What Abimbola is saying
He stated that the current inflation is only partly to blame on the impact of the Russian invasion of Ukraine on global commodity prices and inflation rates in general.
He said, “It does not do enough justice to the context of current inflation scenario. Even before the war, there was a pattern of rising prices globally.
“To properly understand this current inflation scenario, we need to go back 12 years ago after the 2008 financial crisis.
“From that period to 2020, central banks kept rates low and moderate inflation since inflation was under control.
“This created a ‘Goldilocks scenario’, which is the extraordinary period of low and stable inflation rates, stable levels of growth, and easy monetary periods. This creates enormous wealth for investors because we saw financial asset prices riding the string wave of price inflation.
“All of a sudden in 2020, Covid-19 struck, a global pandemic, and we saw many governments impose a number of policies, including lockdowns to stop prices from getting out of hand, and when that happened, that led to a global economic recession, essentially government deliberately slowed the economy with lockdowns, and reduced goods and services, this forced a recession.”
He added that there was also a price decline in most advanced economies, citing that the world had a scenario of declining prices because the economy was on lockdown and people could not spend on services.

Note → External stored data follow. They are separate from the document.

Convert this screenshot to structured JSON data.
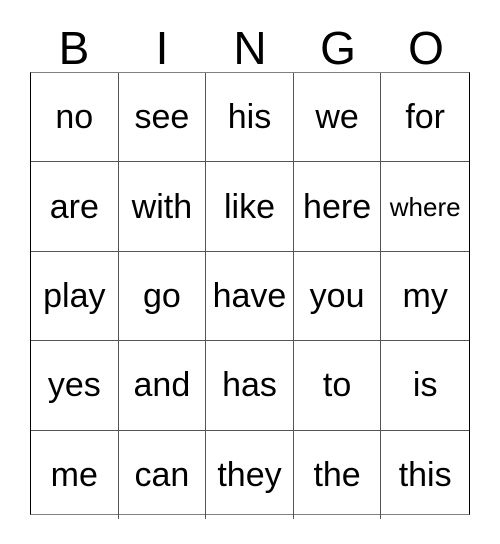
{
  "card": {
    "title": "BINGO",
    "header_letters": [
      "B",
      "I",
      "N",
      "G",
      "O"
    ],
    "grid_colors": {
      "background": "#ffffff",
      "text": "#000000",
      "border": "#555555",
      "outer_border": "#000000"
    },
    "rows": [
      {
        "cells": [
          {
            "word": "no",
            "shrink": false
          },
          {
            "word": "see",
            "shrink": false
          },
          {
            "word": "his",
            "shrink": false
          },
          {
            "word": "we",
            "shrink": false
          },
          {
            "word": "for",
            "shrink": false
          }
        ]
      },
      {
        "cells": [
          {
            "word": "are",
            "shrink": false
          },
          {
            "word": "with",
            "shrink": false
          },
          {
            "word": "like",
            "shrink": false
          },
          {
            "word": "here",
            "shrink": false
          },
          {
            "word": "where",
            "shrink": true
          }
        ]
      },
      {
        "cells": [
          {
            "word": "play",
            "shrink": false
          },
          {
            "word": "go",
            "shrink": false
          },
          {
            "word": "have",
            "shrink": false
          },
          {
            "word": "you",
            "shrink": false
          },
          {
            "word": "my",
            "shrink": false
          }
        ]
      },
      {
        "cells": [
          {
            "word": "yes",
            "shrink": false
          },
          {
            "word": "and",
            "shrink": false
          },
          {
            "word": "has",
            "shrink": false
          },
          {
            "word": "to",
            "shrink": false
          },
          {
            "word": "is",
            "shrink": false
          }
        ]
      },
      {
        "cells": [
          {
            "word": "me",
            "shrink": false
          },
          {
            "word": "can",
            "shrink": false
          },
          {
            "word": "they",
            "shrink": false
          },
          {
            "word": "the",
            "shrink": false
          },
          {
            "word": "this",
            "shrink": false
          }
        ]
      }
    ]
  }
}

“What people did not consume, they saved in bank accounts and investments assets, and also the government had generous stimulus and unemployment packages, which left consumers very wealthy.

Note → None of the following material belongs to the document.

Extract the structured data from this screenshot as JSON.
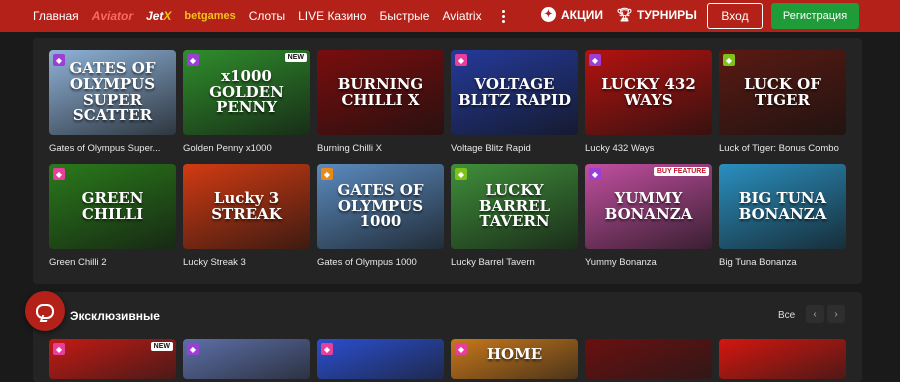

“By late December 2020 to early 2021, we got the vaccine, economies deliberately reopened once again and allowing consumers to spend their money.

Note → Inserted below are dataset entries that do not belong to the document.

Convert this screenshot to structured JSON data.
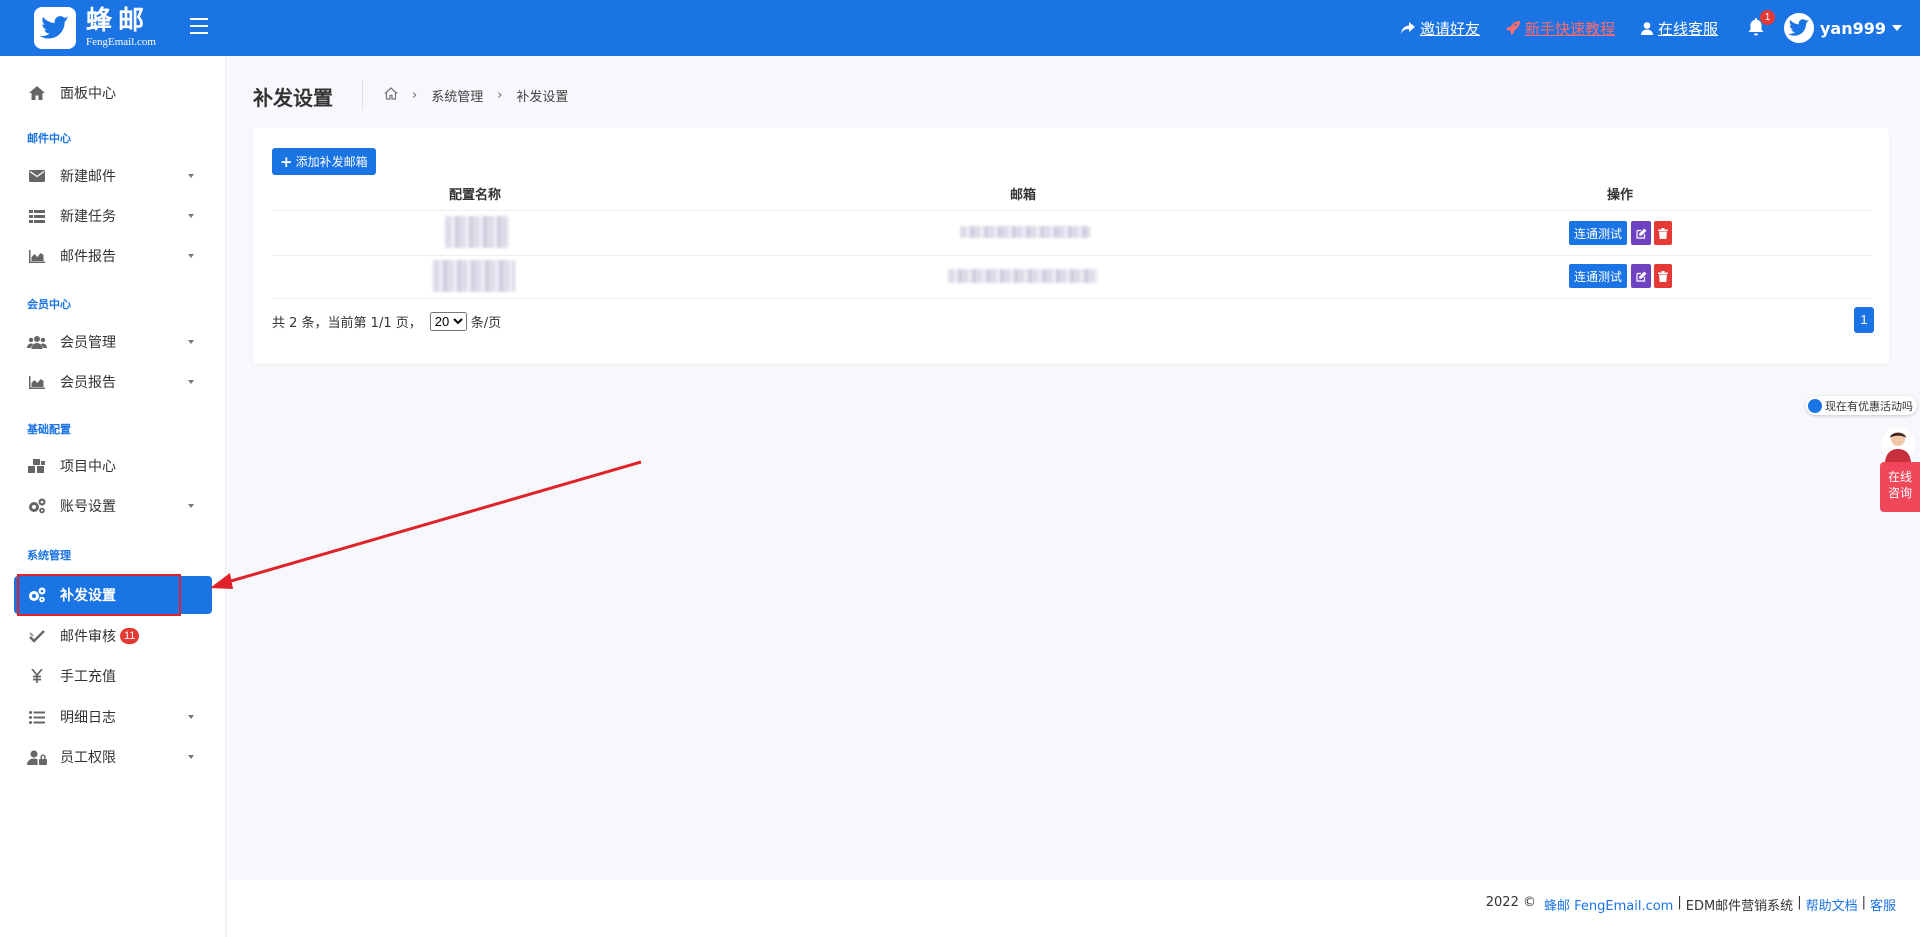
{
  "header": {
    "logo_cn": "蜂邮",
    "logo_en": "FengEmail.com",
    "links": [
      {
        "label": "邀请好友",
        "icon": "share-icon"
      },
      {
        "label": "新手快速教程",
        "icon": "rocket-icon",
        "color": "#ff6b6b"
      },
      {
        "label": "在线客服",
        "icon": "user-icon"
      }
    ],
    "notification_count": "1",
    "username": "yan999"
  },
  "sidebar": {
    "items": [
      {
        "label": "面板中心",
        "icon": "home-icon"
      },
      {
        "label": "新建邮件",
        "icon": "envelope-icon"
      },
      {
        "label": "新建任务",
        "icon": "list-icon"
      },
      {
        "label": "邮件报告",
        "icon": "area-chart-icon"
      },
      {
        "label": "会员管理",
        "icon": "users-icon"
      },
      {
        "label": "会员报告",
        "icon": "area-chart-icon"
      },
      {
        "label": "项目中心",
        "icon": "cubes-icon"
      },
      {
        "label": "账号设置",
        "icon": "cogs-icon"
      },
      {
        "label": "补发设置",
        "icon": "cogs-icon"
      },
      {
        "label": "邮件审核",
        "icon": "check-icon",
        "badge": "11"
      },
      {
        "label": "手工充值",
        "icon": "yen-icon"
      },
      {
        "label": "明细日志",
        "icon": "list-ul-icon"
      },
      {
        "label": "员工权限",
        "icon": "user-lock-icon"
      }
    ],
    "sections": [
      "邮件中心",
      "会员中心",
      "基础配置",
      "系统管理"
    ],
    "active_item": "补发设置"
  },
  "page": {
    "title": "补发设置",
    "breadcrumb": [
      "系统管理",
      "补发设置"
    ]
  },
  "table": {
    "add_button": "添加补发邮箱",
    "columns": [
      "配置名称",
      "邮箱",
      "操作"
    ],
    "row_actions": {
      "test": "连通测试"
    },
    "row_count": 2
  },
  "pagination": {
    "prefix": "共 2 条，当前第 1/1 页，",
    "page_size": "20",
    "suffix": "条/页",
    "current_page": "1"
  },
  "chat": {
    "promo": "现在有优惠活动吗",
    "tab_label_1": "在线",
    "tab_label_2": "咨询"
  },
  "footer": {
    "year": "2022 ©",
    "brand": "蜂邮 FengEmail.com",
    "product": "EDM邮件营销系统",
    "help": "帮助文档",
    "service": "客服"
  },
  "colors": {
    "primary": "#1b74e4",
    "danger": "#e53935",
    "edit": "#6f42c1",
    "annotation": "#e0232a"
  }
}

“All the money consumers saved essentially went into consumption, which created a massive demand surge, and sadly could not be met by an effective supply chain. That crystalized into the current and elevated level of inflation we are witnessing.
“When demand increases, and no increase in supply, it leads to issues, including supply challenges and labor market shortages,” he said.
He added that the inflation we are witnessing today is partly because we have consumers coming out of a lockdown and buoyant with savings which leads to an increase in demand. On the supply lane, he stated that we do not have the commensurate improvements in supply, and that created inflationary pressures globally.
“The war has had a massive impact on the commodities market, but before we had the crisis, there was a pattern of rising demand from consumers who saved throughout the pandemic and came out to spend money,” Abimbola concluded.
What you should know
- Nairametrics reported earlier that the Monetary Policy Committee of the Central Bank of Nigeria voted unanimously to raise the benchmark interest rate to 13% after two years of expansionary monetary policy.
- The rate had been at 11.5% since September 2020. In a bid to spur recovery from the recession recorded due to the Covid-19, the rate has now been raised by the apex bank after the inflation rate rose above 16%.
- CBN’s hawkish move is targeted at curbing the rising rate of inflation in the country while still cautiously ensuring economic growth. This is also a massive reversal from CBN’s earlier stand that raising rates will not positively impact inflation.